From Business World of 14 February 2005. Despite my warning, Manmohan Singh created the employment guarantee scheme, and it generated massive corruption as I predicted.
Think twice once more
We have a rare piece of luck: for the first time since
Jawaharlal Nehru we have a Prime Minister who is educated, sincere, honest and
well meaning. He has consciously moulded himself in the image of Nehru; he
would also like to be remembered as a Prime Minister with a human face.
Nehru is remembered today only as
the builder of the socialist state whose follies and excesses we have been
struggling for fifteen years to dismantle. The Prime Minister is also about to
take the risk that he will be remembered as the builder of the greatest edifice
of corruption since the public distribution system (PDS), the fertilizer
subsidy and the power subsidy. These three are not only the pillars of
bureaucrats’ and politicians’ venality in this country. But the PDS has
prevented the diversification of our agriculture out of wheat and rice, and the
fertilizer and power subsidies have mired these two crucial industries in
inefficiency and underinvestment. The harm the subsidies have done to the economy
and the political system far exceeds the good they did to their beneficiaries.
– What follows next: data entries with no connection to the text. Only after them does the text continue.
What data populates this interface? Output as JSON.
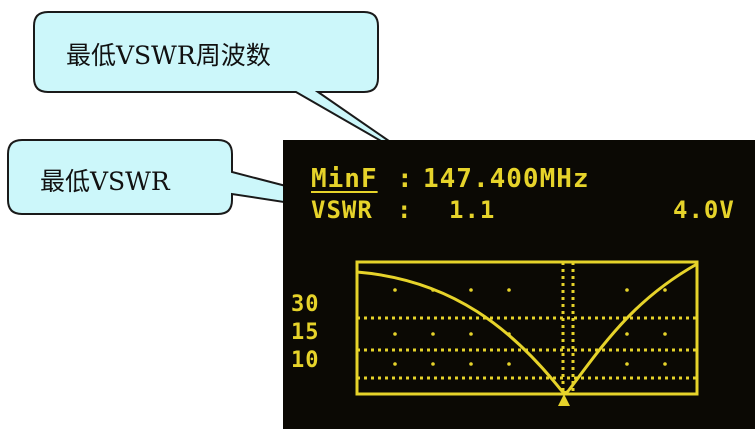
{
  "callouts": {
    "min_freq_label": "最低VSWR周波数",
    "min_vswr_label": "最低VSWR"
  },
  "display": {
    "minf_label": "MinF",
    "minf_sep": ":",
    "minf_value": "147.400MHz",
    "vswr_label": "VSWR",
    "vswr_sep": ":",
    "vswr_value": "1.1",
    "battery_value": "4.0V",
    "scale": [
      "30",
      "15",
      "10"
    ]
  },
  "colors": {
    "callout_fill": "#ccf7fa",
    "callout_stroke": "#1a1a1a",
    "lcd_bg": "#0b0904",
    "lcd_fg": "#e6d32a"
  }
}
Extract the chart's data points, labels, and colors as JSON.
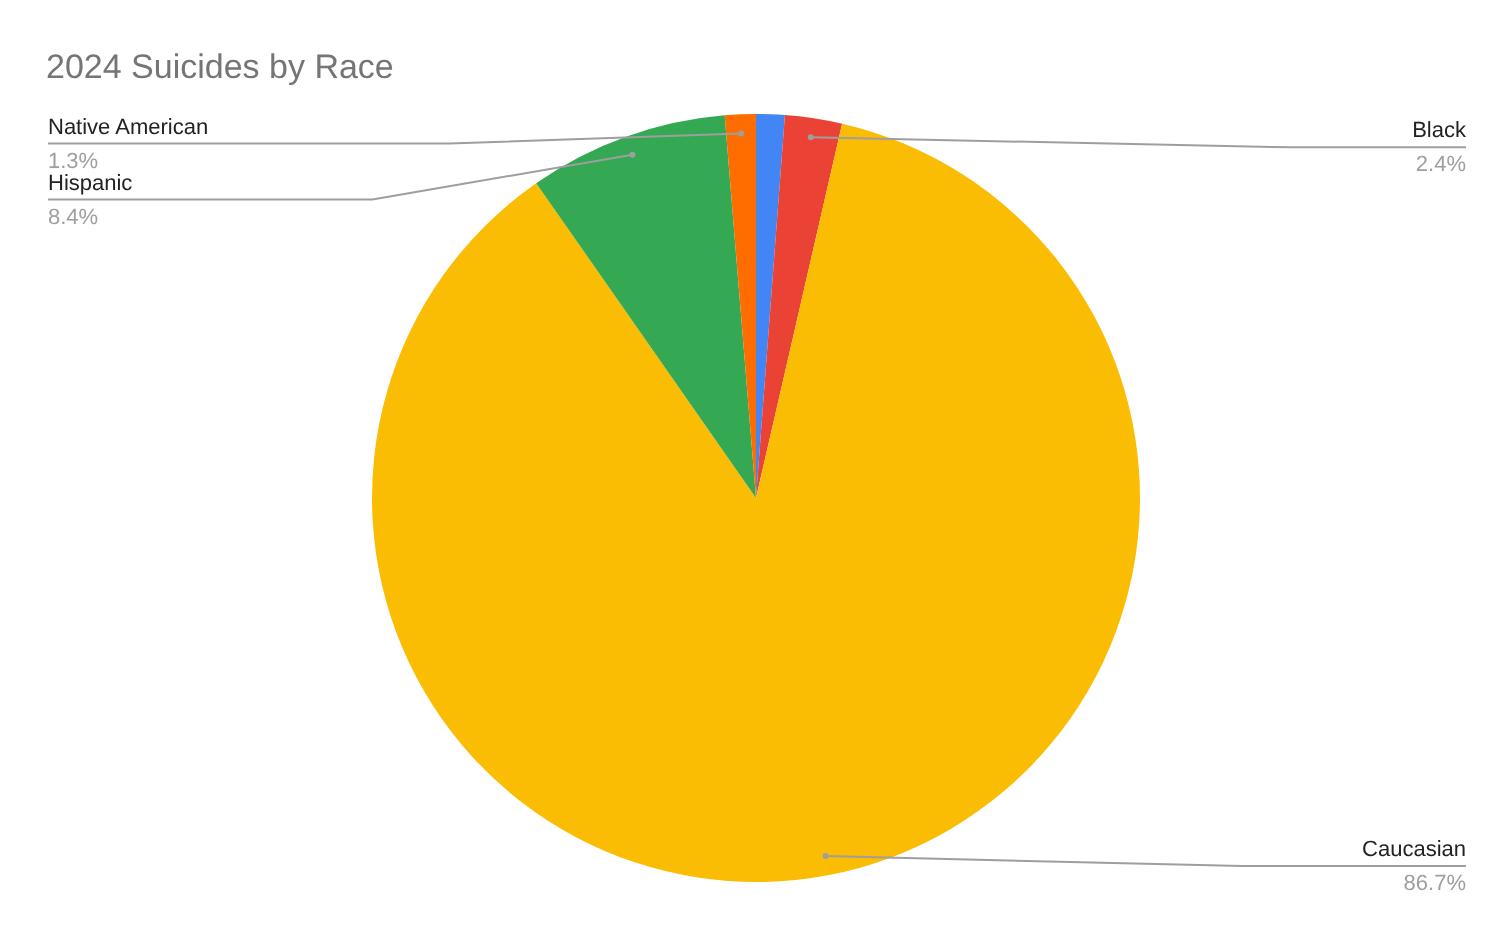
{
  "chart_data": {
    "type": "pie",
    "title": "2024 Suicides by Race",
    "categories": [
      null,
      "Black",
      "Caucasian",
      "Hispanic",
      "Native American"
    ],
    "values": [
      1.2,
      2.4,
      86.7,
      8.4,
      1.3
    ],
    "value_labels": [
      null,
      "2.4%",
      "86.7%",
      "8.4%",
      "1.3%"
    ],
    "colors": [
      "#4285f4",
      "#ea4335",
      "#fbbc04",
      "#34a853",
      "#ff6d01"
    ],
    "legend": false
  }
}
Now the Prime Minister is about
to add a fourth pillar to the edifice of corruption: the employment guarantee
scheme. The employment it will generate is doubtful. But it will certainly
generate considerable employment on paper; and the billions that will be spent
on it will disappear into the pockets of petty politicians, clerks and
contractors. This is precisely the sort of scheme that our government
functionaries enjoy and misuse – a scheme which spreads responsibility thinly
and makes supervision difficult, a scheme that will create such a widespread
vested interest that no subsequent government will dare stop it. The Prime
Minister is at risk of building a structure of ignominy which will survive him
for decades if not centuries.
All bad schemes can be justified
by the good they could do. The PDS could do precisely what the employment
guarantee scheme is supposed to: it could lift the real incomes of the poorest
of the poor. The studies of Dr Kirit Parikh – an important member of the new
government – have shown how few poor the PDS reaches outside the major cities
and how much of the price differential it creates is siphoned off by officials
of Food Corporation officials, rationing inspectors, fair price shop owners and
their political patrons. And yet, the task of reforming or dismantling the PDS
is so Herculean that the Prime Minister would not even dream of attempting it.
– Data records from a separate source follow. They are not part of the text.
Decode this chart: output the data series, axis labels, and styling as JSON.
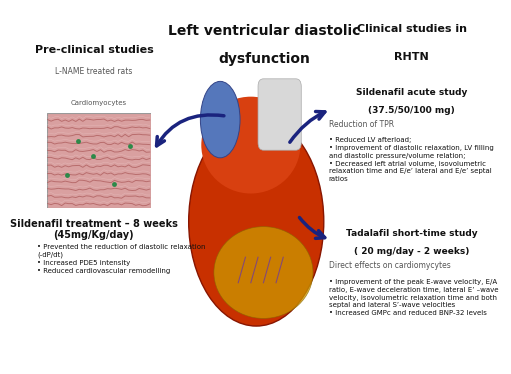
{
  "bg_color": "#ffffff",
  "title_center_line1": "Left ventricular diastolic",
  "title_center_line2": "dysfunction",
  "title_left": "Pre-clinical studies",
  "title_left_sub": "L-NAME treated rats",
  "title_right_line1": "Clinical studies in",
  "title_right_line2": "RHTN",
  "cardiomyocytes_label": "Cardiomyocytes",
  "sildenafil_treatment": "Sildenafil treatment – 8 weeks\n(45mg/Kg/day)",
  "left_bullets": "• Prevented the reduction of diastolic relaxation\n(-dP/dt)\n• Increased PDE5 intensity\n• Reduced cardiovascular remodelling",
  "sildenafil_acute_line1": "Sildenafil acute study",
  "sildenafil_acute_line2": "(37.5/50/100 mg)",
  "reduction_tpr": "Reduction of TPR",
  "right_bullets_top": "• Reduced LV afterload;\n• Improvement of diastolic relaxation, LV filling\nand diastolic pressure/volume relation;\n• Decreased left atrial volume, isovolumetric\nrelaxation time and E/e’ lateral and E/e’ septal\nratios",
  "tadalafil_line1": "Tadalafil short-time study",
  "tadalafil_line2": "( 20 mg/day - 2 weeks)",
  "direct_effects": "Direct effects on cardiomycytes",
  "right_bullets_bot": "• Improvement of the peak E-wave velocity, E/A\nratio, E-wave deceleration time, lateral E’ –wave\nvelocity, isovolumetric relaxation time and both\nseptal and lateral S’-wave velocities\n• Increased GMPc and reduced BNP-32 levels",
  "arrow_color": "#1a237e",
  "text_color": "#111111",
  "gray_color": "#555555"
}
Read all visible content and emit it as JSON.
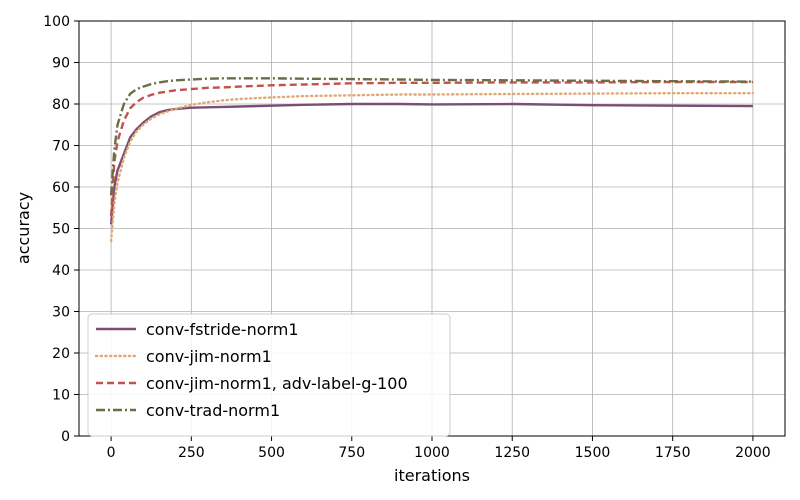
{
  "chart_data": {
    "type": "line",
    "title": "",
    "xlabel": "iterations",
    "ylabel": "accuracy",
    "xlim": [
      -100,
      2100
    ],
    "ylim": [
      0,
      100
    ],
    "xticks": [
      0,
      250,
      500,
      750,
      1000,
      1250,
      1500,
      1750,
      2000
    ],
    "yticks": [
      0,
      10,
      20,
      30,
      40,
      50,
      60,
      70,
      80,
      90,
      100
    ],
    "grid": true,
    "legend_position": "lower-left",
    "series": [
      {
        "name": "conv-fstride-norm1",
        "color": "#7b4f73",
        "style": "solid",
        "x": [
          0,
          10,
          20,
          40,
          60,
          80,
          100,
          125,
          150,
          175,
          200,
          250,
          300,
          350,
          400,
          500,
          600,
          750,
          900,
          1000,
          1250,
          1500,
          1750,
          2000
        ],
        "y": [
          51,
          60,
          64,
          68,
          72,
          74,
          75.5,
          77,
          78,
          78.5,
          78.8,
          79.1,
          79.2,
          79.3,
          79.4,
          79.6,
          79.8,
          80,
          80,
          79.9,
          80,
          79.7,
          79.6,
          79.5
        ]
      },
      {
        "name": "conv-jim-norm1",
        "color": "#e0a872",
        "style": "dotted",
        "x": [
          0,
          10,
          20,
          40,
          60,
          80,
          100,
          125,
          150,
          175,
          200,
          250,
          300,
          350,
          400,
          500,
          600,
          750,
          900,
          1000,
          1250,
          1500,
          1750,
          2000
        ],
        "y": [
          47,
          56,
          61,
          67,
          71,
          73.5,
          75,
          76.5,
          77.5,
          78.2,
          78.8,
          79.8,
          80.4,
          80.9,
          81.2,
          81.6,
          81.9,
          82.1,
          82.3,
          82.3,
          82.4,
          82.5,
          82.6,
          82.6
        ]
      },
      {
        "name": "conv-jim-norm1, adv-label-g-100",
        "color": "#c0544c",
        "style": "dashed",
        "x": [
          0,
          10,
          20,
          40,
          60,
          80,
          100,
          125,
          150,
          175,
          200,
          250,
          300,
          350,
          400,
          500,
          600,
          750,
          900,
          1000,
          1250,
          1500,
          1750,
          2000
        ],
        "y": [
          53,
          66,
          71,
          76,
          79,
          80.5,
          81.5,
          82.2,
          82.7,
          83,
          83.3,
          83.6,
          83.9,
          84,
          84.2,
          84.5,
          84.7,
          85,
          85.1,
          85.1,
          85.2,
          85.2,
          85.3,
          85.3
        ]
      },
      {
        "name": "conv-trad-norm1",
        "color": "#6b6e45",
        "style": "dashdot",
        "x": [
          0,
          10,
          20,
          40,
          60,
          80,
          100,
          125,
          150,
          175,
          200,
          250,
          300,
          350,
          400,
          500,
          600,
          750,
          900,
          1000,
          1250,
          1500,
          1750,
          2000
        ],
        "y": [
          58,
          69,
          75,
          80,
          82.5,
          83.6,
          84.2,
          84.8,
          85.2,
          85.5,
          85.7,
          85.9,
          86.1,
          86.2,
          86.2,
          86.2,
          86.1,
          86,
          85.9,
          85.8,
          85.7,
          85.6,
          85.5,
          85.4
        ]
      }
    ]
  }
}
It is much easier to set up a new high-sounding and highly misusable scheme
than to reform an old one.
And yet, only this Prime Minister
has the intelligence, the integrity and the courage not simply to stop the
employment guarantee scheme, but to reform the old instruments of corruption so
that they actually benefit the poor. All the money that is being currently
wasted on subsidies and cross-subsidies is theoretically available for more
equitable use; what is required is that it should be channeled into new, more
corruption-proof schemes.
The first principle of such
schemes is that it should subsidize the poor directly instead of making them
jump hoops. It should not be necessary for the poor to break stones in the sun
to get employment, or to find an honest ration shop owners; obvious indicators
of poverty and dependence – such as childhood or old age – should be sufficient
for them to get benefit. This argues for simple, unconditional per capita
subsidies to children and old people; the subsidies the government can afford
would be so modest that the well-to-do would not care to take them. Another
obvious characteristic of the poor is poor housing and fragile property rights.
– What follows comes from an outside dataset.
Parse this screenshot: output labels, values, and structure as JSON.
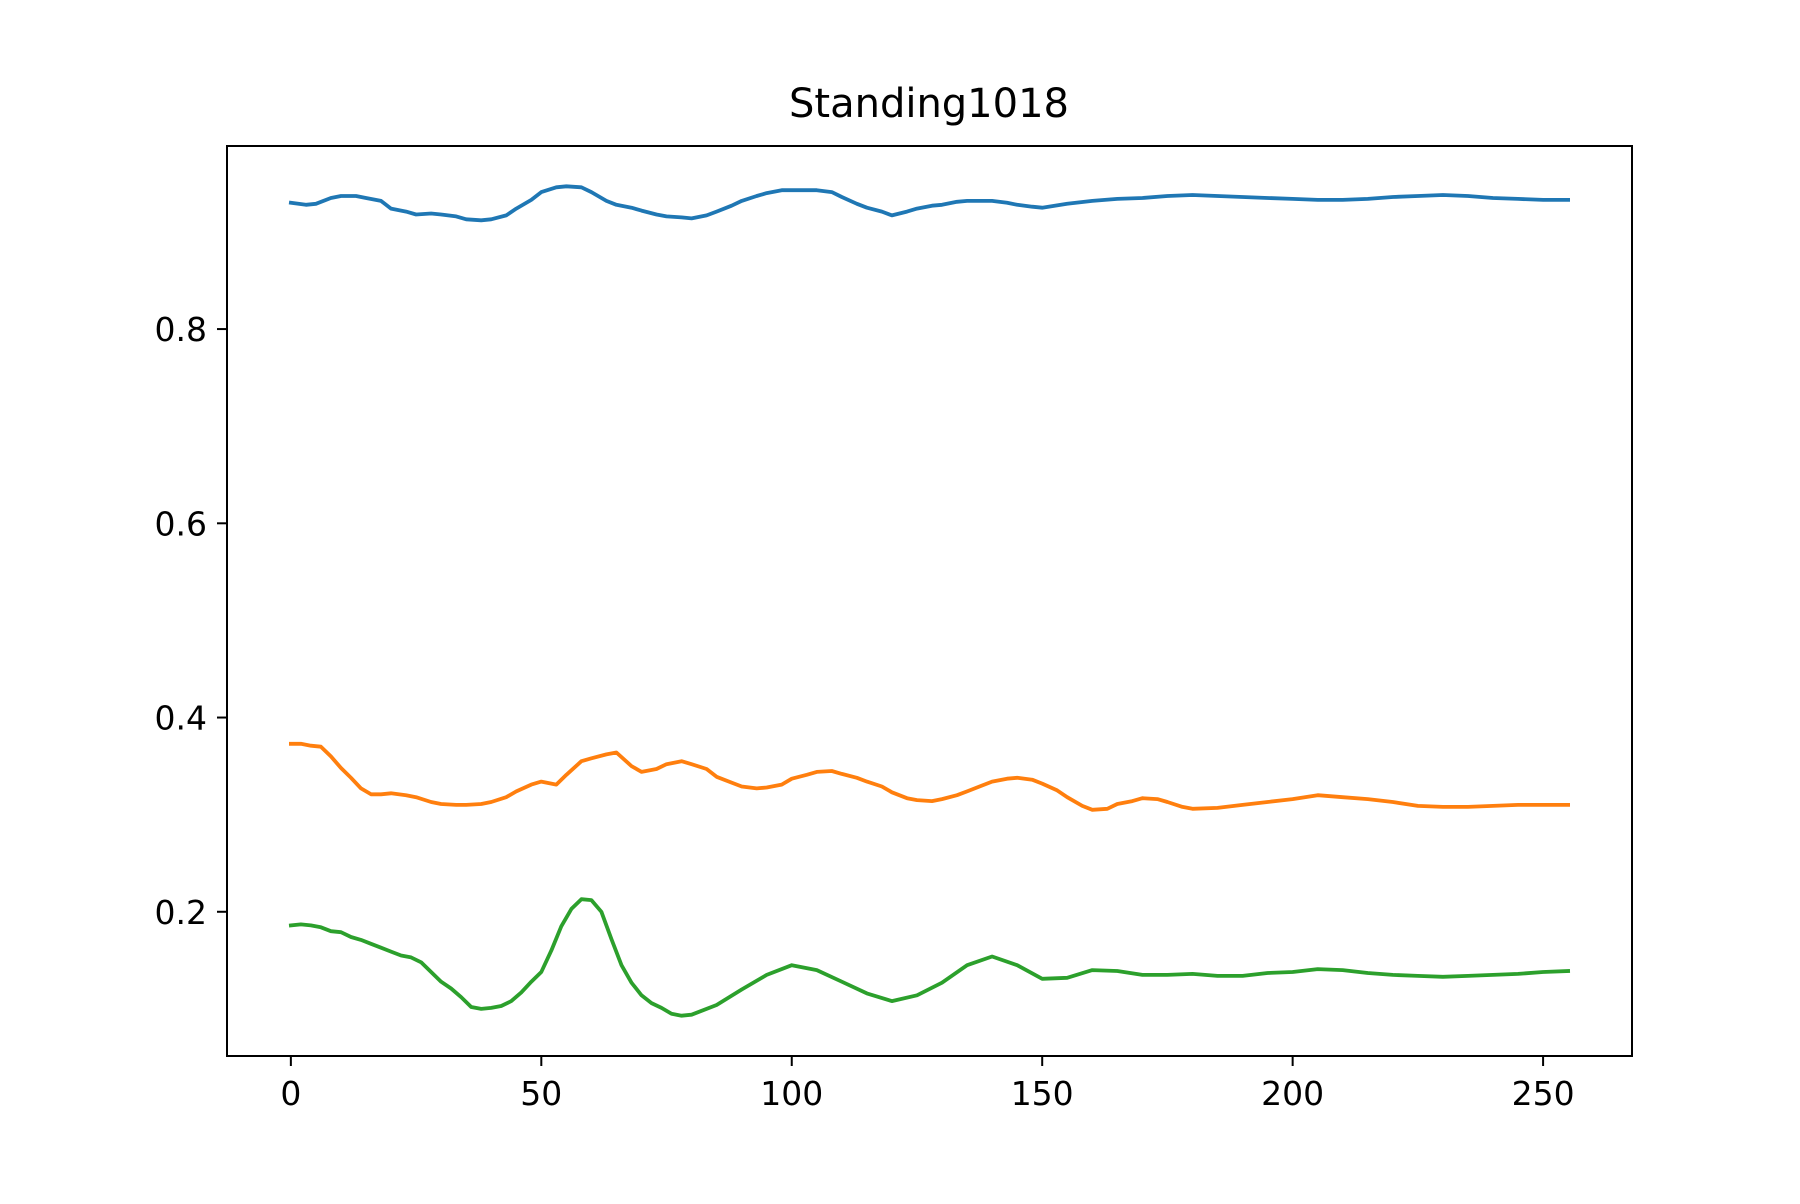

Subsidizing the construction of mass, basic accommodation for the poor would do
more to remove the obvious stigma of poverty from the people than any other
programme.
Together with secure,
weather-proof housing could go a direct subsidy to electricity consumed by the
poor, instead of the present indiscriminate subsidy to the so-called
residential consumers and farmers. Electricity is not only an illuminant, but
it is the juice that powers an innumerable instruments that increase
productivity and improve life. One reason why labour productivity in this
country is so low is because electricity is available to less than a half of
the population and electricity round the clock to almost none except
politicians and bureaucrats – those whose productivity it is impossible to
improve. And the reason why only they get round-the-clock electricity is that
cross-subsidies have made the power industry utterly unattractive for
investment, private or public.
These are realities with which
the Prime Minister is all too familiar. Future generations will wonder how such
a Prime Minister could have instituted the employment guarantee scheme. He
needs neither the money nor the ignominy.